Abstract: We develop efficient and high-order accurate solvers for the Helmholtz equation on complex geometry. The schemes are based on the WaveHoltz algorithm which computes solutions of the Helmholtz equation by time-filtering solutions of the wave equation. The approach avoids the need to invert an indefinite matrix which can cause convergence difficulties for many iterative solvers for indefinite Helmholtz problems. Complex geometry is treated with overset grids which use Cartesian grids throughout most of the domain together with curvilinear grids near boundaries. The basic WaveHoltz fixed-point iteration is accelerated using GMRES and also by a deflation technique using a set of precomputed eigenmodes. The solution of the wave equation is solved efficiently with implicit time-stepping using as few as five time-steps per period, independent of the mesh size. The time-domain solver is adjusted to remove dispersion errors in time and this enables the use of such large time-steps without degrading the accuracy.

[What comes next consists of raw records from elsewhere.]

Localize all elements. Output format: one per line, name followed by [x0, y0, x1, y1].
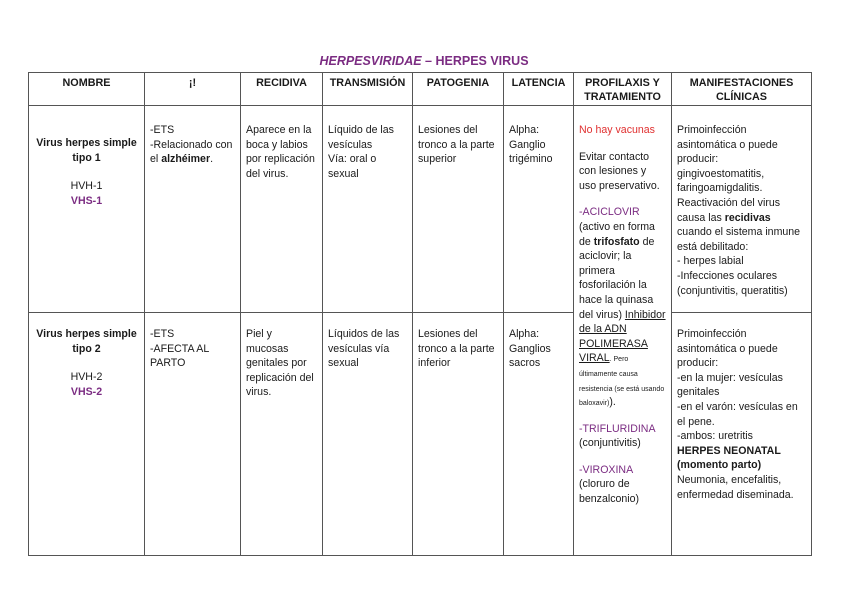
virus-code-purple: VHS-1	[70, 194, 103, 207]
patogenia-cell: Lesiones del tronco a la parte inferior	[413, 313, 504, 556]
virus-name: Virus herpes simple tipo 2	[36, 328, 137, 355]
title-rest: – HERPES VIRUS	[421, 54, 529, 68]
trifluridina-label: -TRIFLURIDINA	[579, 422, 656, 435]
header-transmision: TRANSMISIÓN	[323, 73, 413, 106]
name-cell	[29, 106, 145, 313]
alert-end: .	[210, 153, 214, 166]
alert-bold: alzhéimer	[161, 153, 211, 166]
trifluridina-desc: (conjuntivitis)	[579, 437, 641, 450]
virus-code: HVH-1	[70, 180, 103, 193]
manifestaciones-cell	[672, 313, 812, 556]
recidiva-cell: Piel y mucosas genitales por replicación del virus.	[241, 313, 323, 556]
header-patogenia: PATOGENIA	[413, 73, 504, 106]
header-recidiva: RECIDIVA	[241, 73, 323, 106]
pero-end: ).	[609, 396, 616, 409]
aciclovir-desc-2: de aciclovir; la primera fosforilación la hace la quinasa del virus)	[579, 235, 655, 321]
manifestaciones-cell	[672, 106, 812, 313]
transmision-cell: Líquidos de las vesículas vía sexual	[323, 313, 413, 556]
herpes-table	[28, 72, 812, 556]
manif-text-2: Neumonia, encefalitis, enfermedad diseminada.	[677, 473, 794, 501]
latencia-cell: Alpha: Ganglios sacros	[504, 313, 574, 556]
inhibidor-text: Inhibidor de la ADN POLIMERASA VIRAL	[579, 308, 666, 365]
profilaxis-cell	[574, 106, 672, 556]
aciclovir-label: -ACICLOVIR	[579, 206, 640, 219]
manif-bold: recidivas	[724, 211, 771, 224]
viroxina-label: -VIROXINA	[579, 463, 634, 476]
alert-cell	[145, 106, 241, 313]
viroxina-desc: (cloruro de benzalconio)	[579, 478, 640, 506]
pero-note: . Pero últimamente causa resistencia (se está usando baloxavir)	[579, 356, 665, 408]
aciclovir-desc-1: (activo en forma de	[579, 220, 655, 248]
patogenia-cell: Lesiones del tronco a la parte superior	[413, 106, 504, 313]
header-latencia: LATENCIA	[504, 73, 574, 106]
virus-code-purple: VHS-2	[70, 385, 103, 398]
alert-text: -ETS -Relacionado con el	[150, 124, 233, 166]
manif-bold: HERPES NEONATAL (momento parto)	[677, 444, 781, 472]
name-cell	[29, 313, 145, 556]
header-nombre: NOMBRE	[29, 73, 145, 106]
aciclovir-bold: trifosfato	[593, 235, 640, 248]
page-title	[0, 54, 848, 68]
latencia-cell: Alpha: Ganglio trigémino	[504, 106, 574, 313]
evitar-contacto: Evitar contacto con lesiones y uso preservativo.	[579, 150, 660, 192]
alert-cell: -ETS -AFECTA AL PARTO	[145, 313, 241, 556]
aciclovir-desc	[579, 220, 666, 410]
header-row	[29, 73, 812, 106]
table-row	[29, 313, 812, 556]
virus-code: HVH-2	[70, 371, 103, 384]
no-vacunas: No hay vacunas	[579, 124, 655, 136]
manif-text-2: cuando el sistema inmune está debilitado: - herpes labial -Infecciones oculares (conjuntivitis, queratitis)	[677, 226, 801, 297]
transmision-cell: Líquido de las vesículas Vía: oral o sexual	[323, 106, 413, 313]
title-family: HERPESVIRIDAE	[319, 54, 422, 68]
header-manifestaciones: MANIFESTACIONES CLÍNICAS	[672, 73, 812, 106]
table-row	[29, 106, 812, 313]
manif-text-1: Primoinfección asintomática o puede producir: gingivoestomatitis, faringoamigdalitis. Reactivación del virus causa las	[677, 124, 781, 224]
manif-text-1: Primoinfección asintomática o puede producir: -en la mujer: vesículas genitales -en el varón: vesículas en el pene. -ambos: uretritis	[677, 328, 798, 443]
recidiva-cell: Aparece en la boca y labios por replicación del virus.	[241, 106, 323, 313]
header-profilaxis: PROFILAXIS Y TRATAMIENTO	[574, 73, 672, 106]
header-alert: ¡!	[145, 73, 241, 106]
virus-name: Virus herpes simple tipo 1	[36, 137, 137, 164]
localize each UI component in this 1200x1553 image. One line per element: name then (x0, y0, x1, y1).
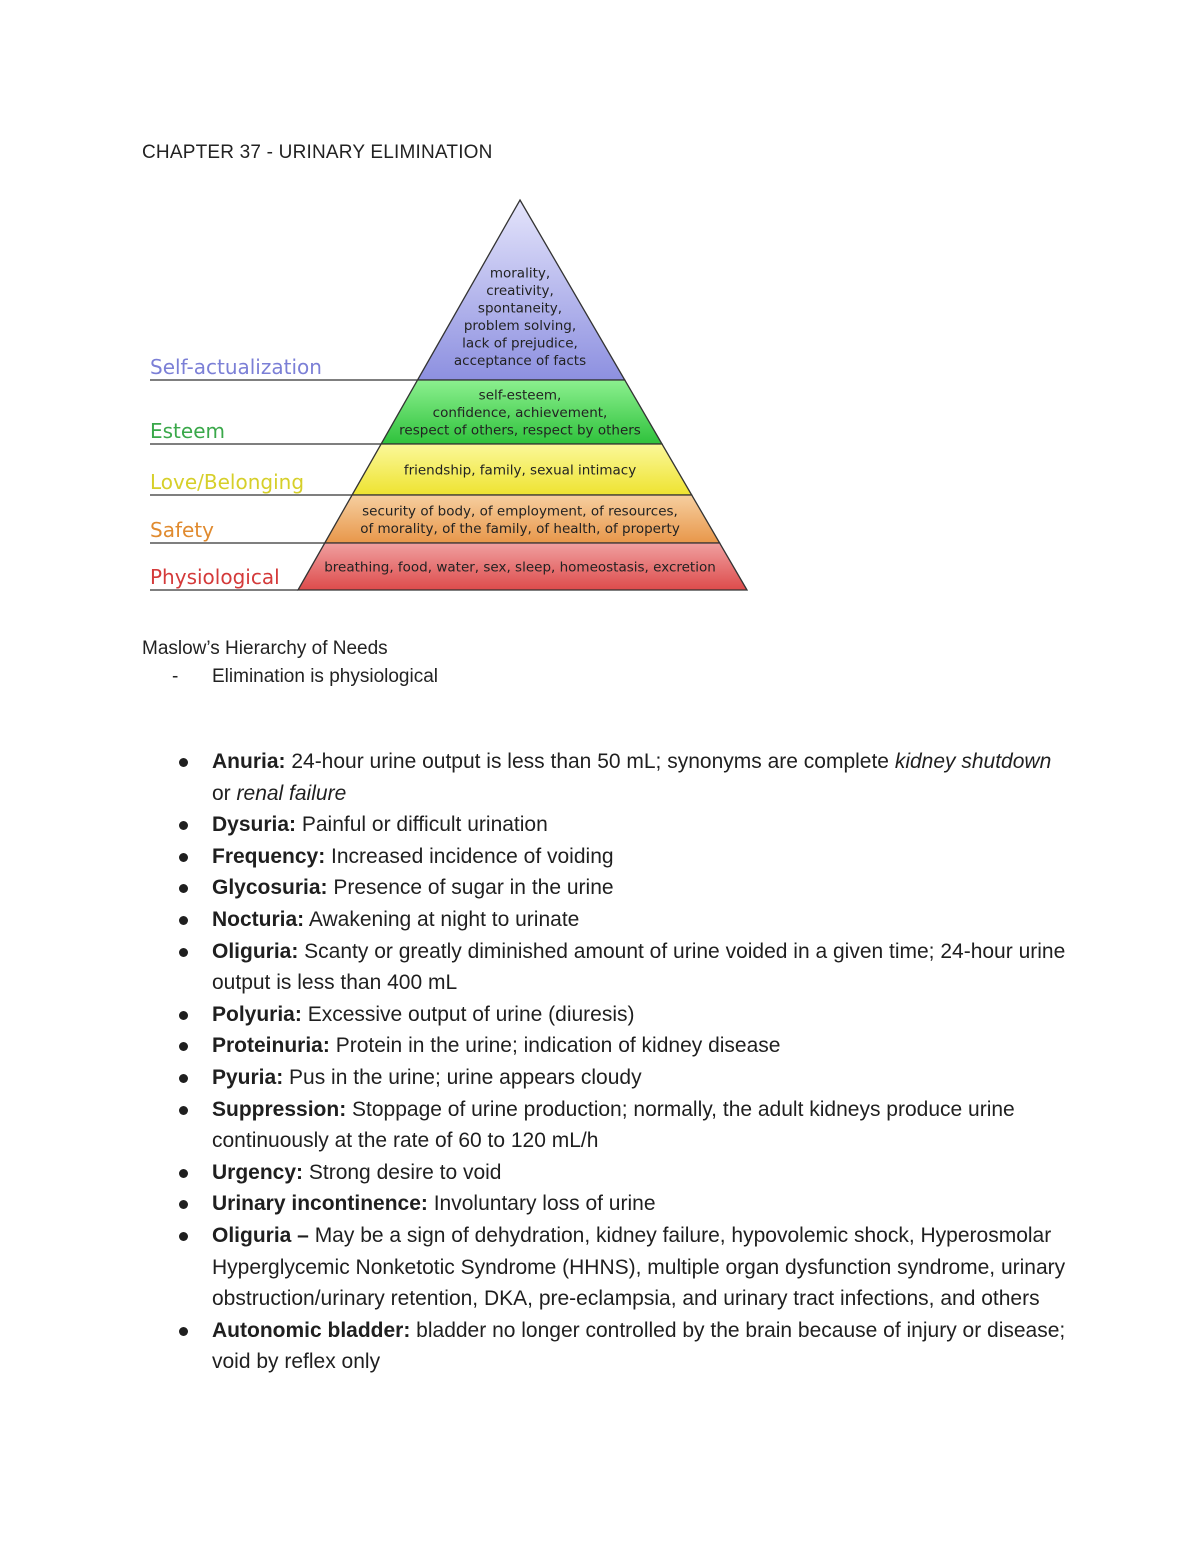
term-item-frequency (172, 841, 1072, 873)
bullet-icon (179, 1011, 188, 1020)
term-definition: Awakening at night to urinate (304, 907, 580, 931)
term-definition: or (212, 781, 237, 805)
tier-label: Esteem (150, 419, 225, 443)
tier-description-line: acceptance of facts (453, 352, 587, 369)
terms-list (172, 746, 1072, 1378)
tier-label: Love/Belonging (150, 470, 305, 494)
term-item-autonomic-bladder (172, 1315, 1072, 1378)
tier-label: Physiological (150, 565, 280, 589)
tier-label: Safety (150, 518, 214, 542)
tier-description-line: of morality, of the family, of health, of property (360, 520, 680, 537)
bullet-icon (179, 1169, 188, 1178)
term-label: Pyuria: (212, 1065, 284, 1089)
tier-description-line: security of body, of employment, of resources, (362, 503, 678, 520)
figure-caption: Maslow’s Hierarchy of Needs (142, 638, 388, 659)
bullet-icon (179, 1327, 188, 1336)
term-definition: Involuntary loss of urine (427, 1192, 656, 1216)
maslow-pyramid (140, 192, 760, 597)
term-definition: Protein in the urine; indication of kidney disease (329, 1034, 781, 1058)
term-item-oliguria (172, 936, 1072, 999)
tier-description-line: morality, (489, 265, 551, 282)
term-definition: May be a sign of dehydration, kidney failure, hypovolemic shock, Hyperosmolar Hyperglycemic Nonketotic Syndrome (HHNS), multiple organ dysfunction syndrome, urinary obstruction/urinary retention, DKA, pre-eclampsia, and urinary tract infections, and others (212, 1223, 1066, 1311)
bullet-icon (179, 916, 188, 925)
bullet-icon (179, 821, 188, 830)
term-item-anuria (172, 746, 1072, 809)
term-label: Polyuria: (212, 1002, 302, 1026)
bullet-icon (179, 884, 188, 893)
term-definition: 24-hour urine output is less than 50 mL; synonyms are complete (285, 750, 895, 773)
term-definition: Stoppage of urine production; normally, the adult kidneys produce urine continuously at the rate of 60 to 120 mL/h (212, 1097, 1015, 1153)
bullet-icon (179, 948, 188, 957)
sub-list-item (172, 666, 438, 688)
term-label: Proteinuria: (212, 1034, 330, 1058)
term-italic: kidney shutdown (894, 750, 1052, 773)
term-definition: Pus in the urine; urine appears cloudy (283, 1065, 642, 1089)
term-definition: Presence of sugar in the urine (327, 876, 614, 900)
bullet-icon (179, 1042, 188, 1051)
term-item-nocturia (172, 904, 1072, 936)
tier-description-line: self-esteem, (478, 387, 562, 404)
bullet-icon (179, 853, 188, 862)
dash-marker: - (172, 666, 179, 687)
term-item-pyuria (172, 1062, 1072, 1094)
term-italic: renal failure (236, 781, 347, 805)
tier-description-line: breathing, food, water, sex, sleep, homeostasis, excretion (324, 559, 716, 576)
term-label: Glycosuria: (212, 876, 328, 900)
term-item-polyuria (172, 999, 1072, 1031)
term-label: Dysuria: (212, 813, 297, 837)
term-label: Oliguria: (212, 939, 299, 963)
term-item-oliguria-signs (172, 1220, 1072, 1315)
term-label: Oliguria – (212, 1223, 309, 1247)
term-definition: Strong desire to void (303, 1160, 502, 1184)
tier-description-line: spontaneity, (477, 300, 563, 317)
term-label: Frequency: (212, 844, 326, 868)
bullet-icon (179, 1200, 188, 1209)
term-label: Nocturia: (212, 907, 305, 931)
tier-description-line: lack of prejudice, (462, 335, 578, 352)
term-label: Autonomic bladder: (212, 1318, 411, 1342)
bullet-icon (179, 1232, 188, 1241)
tier-description-line: problem solving, (463, 317, 577, 334)
term-label: Urinary incontinence: (212, 1192, 428, 1216)
tier-description-line: creativity, (486, 282, 554, 299)
term-definition: bladder no longer controlled by the brain because of injury or disease; void by reflex only (212, 1318, 1066, 1374)
term-label: Suppression: (212, 1097, 347, 1121)
bullet-icon (179, 1074, 188, 1083)
tier-label: Self-actualization (150, 355, 322, 379)
term-item-urgency (172, 1157, 1072, 1189)
term-item-suppression (172, 1094, 1072, 1157)
term-definition: Increased incidence of voiding (325, 844, 614, 868)
term-item-proteinuria (172, 1030, 1072, 1062)
term-item-urinary-incontinence (172, 1188, 1072, 1220)
tier-description-line: friendship, family, sexual intimacy (403, 462, 637, 479)
term-item-glycosuria (172, 872, 1072, 904)
chapter-title: CHAPTER 37 - URINARY ELIMINATION (142, 142, 493, 163)
term-definition: Excessive output of urine (diuresis) (301, 1002, 635, 1026)
tier-description-line: respect of others, respect by others (399, 422, 641, 439)
sub-item-text: Elimination is physiological (212, 666, 438, 687)
term-item-dysuria (172, 809, 1072, 841)
term-label: Urgency: (212, 1160, 304, 1184)
term-definition: Painful or difficult urination (296, 813, 548, 837)
bullet-icon (179, 758, 188, 767)
term-definition: Scanty or greatly diminished amount of urine voided in a given time; 24-hour urine output is less than 400 mL (212, 939, 1066, 995)
bullet-icon (179, 1106, 188, 1115)
term-label: Anuria: (212, 750, 286, 773)
tier-description-line: confidence, achievement, (432, 405, 608, 421)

When multigrid is used to solve the implicit time-stepping equations, the cost of the resulting WaveHoltz scheme scales linearly with the total number of grid points N (at fixed frequency) and is thus optimal in CPU-time and memory usage as the mesh is refined. A simple rule-of-thumb formula is provided to estimate the number of points-per-wavelength required for a p-th order accurate scheme which accounts for pollution (dispersion) errors. Numerical results are given for problems in two and three space dimensions, to second and fourth-order accuracy, and they show the potential of the approach to solve a wide range of large-scale problems.